Founder, Mask-maker & Workshop Facilitator—Making Faces Theatre

Which subject did you want to study when you applied to Cambridge NatSci?
At school I was interested in physical geography, maths, and physics, but I didn't know what to specialise in for a degree. I looked at degree options in geology, geophysics, and physics at other universities, but then I discovered NatSci—perfect with its broad starting base.

What made you choose 1A Earth Sciences?
I loved physical geography at school and have a passion for the outdoors and expeditions, so the fieldwork aspect to the course was a real highlight.

What made you stay?
Several reasons: it could have been Dan MacKenzie and the Chelsea buns that he brought to our first double lecture on geophysics, or our hilarious escapades on the Arran fieldtrip (or any other fieldtrip for that matter), or looking around during the first year practical exam to see a room full of people licking rocks to test for halite!

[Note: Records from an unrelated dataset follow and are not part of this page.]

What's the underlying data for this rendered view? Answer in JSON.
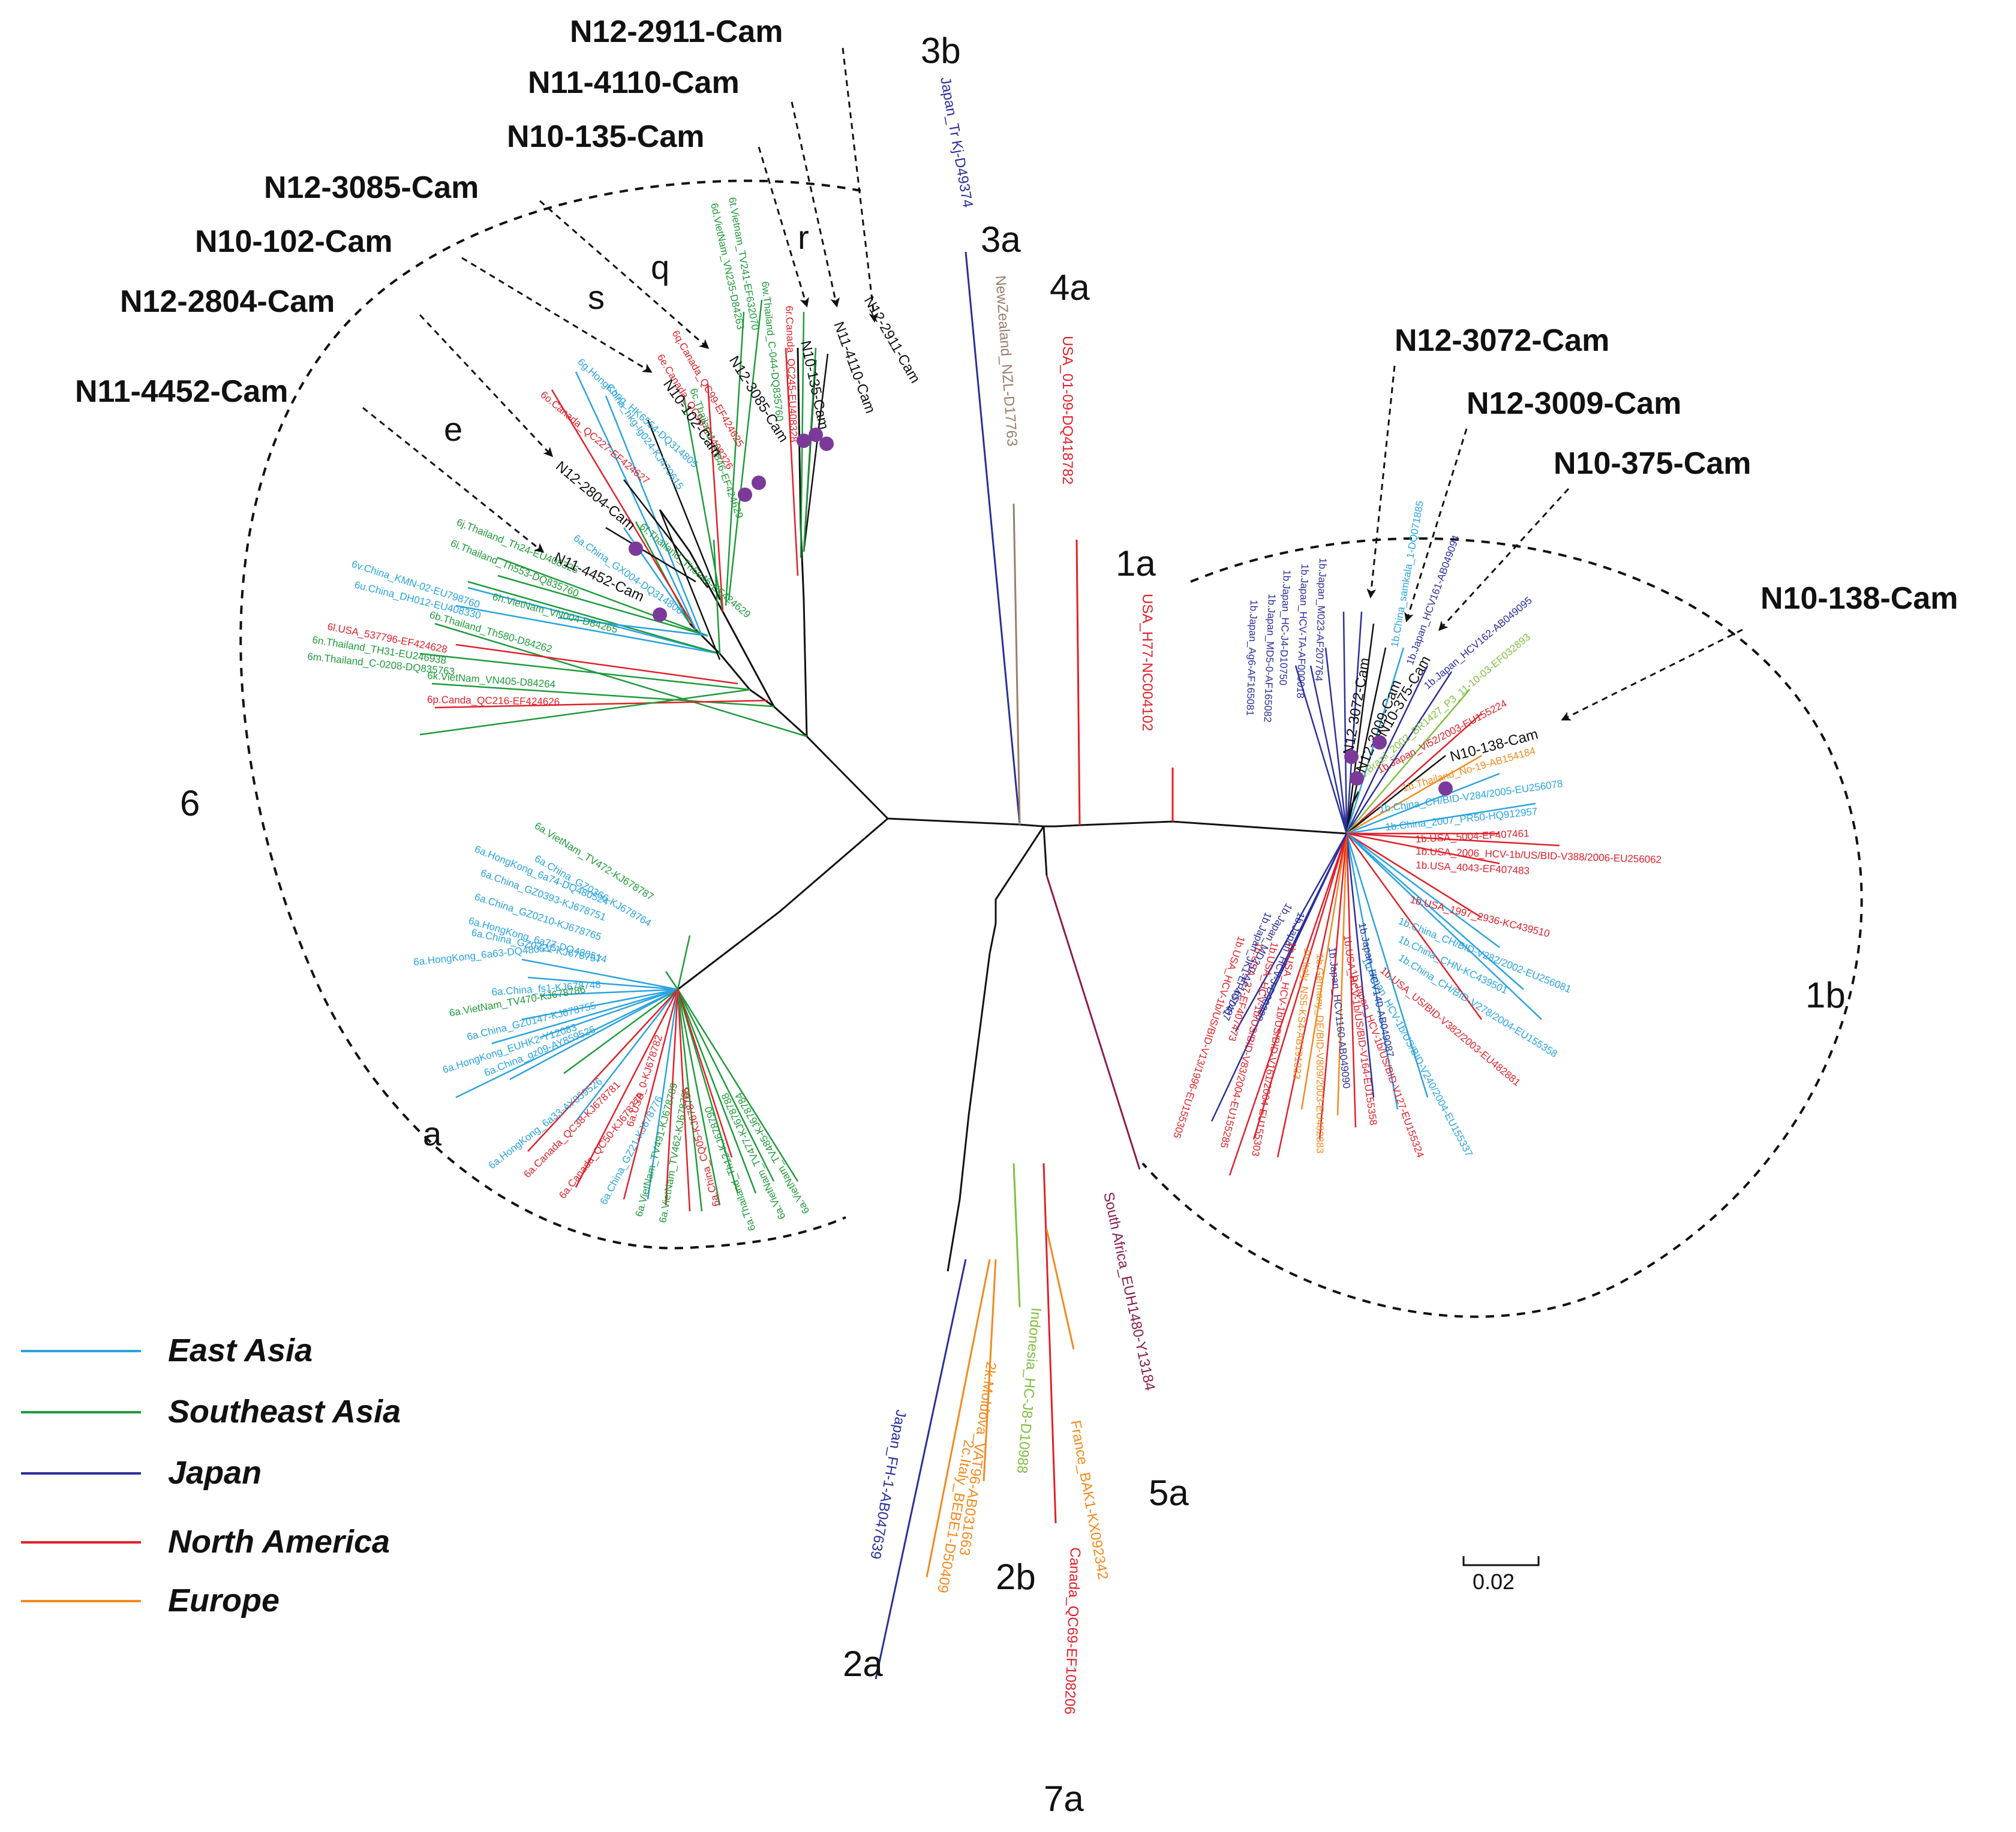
{
  "colors": {
    "east_asia": "#2aa3e0",
    "southeast_asia": "#1e9a3a",
    "japan": "#2b2f9a",
    "north_america": "#e0202a",
    "europe": "#f28a1e",
    "oceania": "#9a7d6a",
    "africa": "#8a1d4e",
    "indonesia": "#7fbf3f",
    "cambodia": "#111111",
    "marker": "#7b3a9a"
  },
  "legend": {
    "east_asia": "East Asia",
    "southeast_asia": "Southeast Asia",
    "japan": "Japan",
    "north_america": "North America",
    "europe": "Europe"
  },
  "scale_bar": {
    "value": 0.02,
    "label": "0.02"
  },
  "genotype_labels": {
    "g6": "6",
    "g1a": "1a",
    "g1b": "1b",
    "g3a": "3a",
    "g3b": "3b",
    "g4a": "4a",
    "g2a": "2a",
    "g2b": "2b",
    "g5a": "5a",
    "g7a": "7a"
  },
  "subtype_labels": {
    "a": "a",
    "e": "e",
    "s": "s",
    "q": "q",
    "r": "r"
  },
  "cambodian_isolates": {
    "n12_2911": "N12-2911-Cam",
    "n11_4110": "N11-4110-Cam",
    "n10_135": "N10-135-Cam",
    "n12_3085": "N12-3085-Cam",
    "n10_102": "N10-102-Cam",
    "n12_2804": "N12-2804-Cam",
    "n11_4452": "N11-4452-Cam",
    "n12_3072": "N12-3072-Cam",
    "n12_3009": "N12-3009-Cam",
    "n10_375": "N10-375-Cam",
    "n10_138": "N10-138-Cam"
  },
  "reference_tips": {
    "t3b": "Japan_Tr Kj-D49374",
    "t3a": "NewZealand_NZL-D17763",
    "t4a": "USA_01-09-DQ418782",
    "t1a": "USA_H77-NC004102",
    "t2a": "Japan_FH-1-AB047639",
    "t2c": "2c.Italy_BEBE1-D50409",
    "t2k": "2k.Moldova_VAT96-AB031663",
    "t2b": "Indonesia_HC-J8-D10988",
    "t7a": "Canada_QC69-EF108206",
    "t_france": "France_BAK1-KX092342",
    "t5a": "South Africa_EUH1480-Y13184",
    "g6_tips": [
      "6b.Thailand_Th580-D84262",
      "6k.VietNam_VN405-D84264",
      "6p.Canda_QC216-EF424626",
      "6m.Thailand_C-0208-DQ835763",
      "6n.Thailand_TH31-EU246938",
      "6l.USA_537796-EF424628",
      "6u.China_DH012-EU408330",
      "6v.China_KMN-02-EU798760",
      "6h.VietNam_VN004-D84265",
      "6i.Thailand_Th553-DQ835760",
      "6j.Thailand_Th24-EU408325",
      "6a.China_GX004-DQ314806",
      "6f.Thailand_Th6e46-EF424629",
      "6o.Canada_QC227-EF424627",
      "6g.HongKong_HK6554-DQ314805",
      "China_hkg-lg024-KJ470615",
      "6e.Canada_QC98-EU408326",
      "6q.Canada_QC99-EF424625",
      "6c.Thailand_Th846-EF424629",
      "6d.VietNam_VN235-D84263",
      "6t.Vietnam_TV241-EF632070",
      "6r.Canada_QC245-EU408328",
      "6w.Thailand_C-044-DQ835760",
      "6a.VietNam_TV472-KJ678787",
      "6a.China_GZ0366-KJ678764",
      "6a.HongKong_6a74-DQ480524",
      "6a.China_GZ0393-KJ678751",
      "6a.China_GZ0210-KJ678765",
      "6a.HongKong_6a77-DQ480514",
      "6a.China_GZ0221-KJ678757",
      "6a.HongKong_6a63-DQ480513",
      "6a.China_fs1-KJ678748",
      "6a.VietNam_TV470-KJ678786",
      "6a.China_GZ0147-KJ678755",
      "6a.HongKong_EUHK2-Y12083",
      "6a.China_gz09-AY859526",
      "6a.HongKong_6a33-AY859526",
      "6a.Canada_QC38-KJ678781",
      "6a.Canada_QC50-KJ678779",
      "6a.China_GZ21-KJ678776",
      "6a.USA_0-KJ678782",
      "6a.VietNam_TV491-KJ678789",
      "6a.VietNam_TV462-KJ678785",
      "6a.Thailand_Th12-KJ678790",
      "6a.VietNam_TV477-KJ678788",
      "6a.China_CQ05-KJ678766",
      "6a.VietNam_TV485-KJ678784"
    ],
    "g1b_tips": [
      "1b.Japan_Ag6-AF165081",
      "1b.Japan_MD5-0-AF165082",
      "1b.Japan_HC-J4-D10750",
      "1b.Japan_HCV-TA-AF000018",
      "1b.Japan_M023-AF207764",
      "1b.Japan_HCV161-AB049094",
      "1b.Japan_HCV162-AB049095",
      "1b.China_samkala_1-DQ071885",
      "1b.Brazil_2002_BR1427_P3_11-10-03-EF032893",
      "1b.Japan_Vi52/2003-EU155224",
      "1b.Thailand_No-19-AB154184",
      "1b.China_CH/BID-V284/2005-EU256078",
      "1b.China_2007_PR50-HQ912957",
      "1b.USA_5004-EF407461",
      "1b.USA_2006_HCV-1b/US/BID-V388/2006-EU256062",
      "1b.USA_4043-EF407483",
      "1b.USA_1997_2936-KC439510",
      "1b.China_CH/BID-V282/2002-EU256081",
      "1b.China_CHN-KC439501",
      "1b.China_CH/BID-V278/2004-EU155358",
      "1b.USA_US/BID-V382/2003-EU482881",
      "1b.Japan_HCV-J-D90208",
      "1b.Japan_HCV-1b/US/BID-V240/2004-EU155337",
      "1b.Japan_HCV-1b/US/BID-V127-EU155324",
      "1b.Japan_HCV140-AB049087",
      "1b.USA_HCV-1b/US/BID-V164-EU155358",
      "1b.Japan_HCV1160-AB049090",
      "1b.Germany_DE/BID-V809/2003-EU482883",
      "1b.Italy_NS5-KS4-AB191333",
      "1b.USA_HCV-1b/US/BID-V161/2004-EU155303",
      "1b.USA_HCV-1b/US/BID-V83/2004-EU155285",
      "1b.USA_37-EF407473",
      "1b.Japan_MD2-0-AF165041",
      "1b.Japan_JK1-EF407487",
      "1b.USA_HCV-1b/US/BID-V13/1996-EU155305"
    ]
  }
}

But the biggest thing that made me stay was a fascination in learning about the natural world—taught by researchers that are deeply committed to making new discoveries, in an environment that encourages students to challenge ideas, and supported by a great community in the department.

How has doing Earth Sciences shaped your career?
I've not gone into a classic Earth science career. I loved mapping, fieldwork, and the detective work to unfold the story beneath our feet or the inter-relationships of the natural world. That passion has never faded.

After graduating, I continued learning in other disciplines: health, human anatomy, movement, theatre and the arts. For me, they are all related as a study of human nature, how we have evolved, and how we relate to the natural world.

I now bring these disciplines together to develop new STEAM ways of learning science, in particular aspects of evolution. Earth science is a key thread in my career. I look forward to continuing to explore this field through a new lens, broadening our approach to learning about the natural world.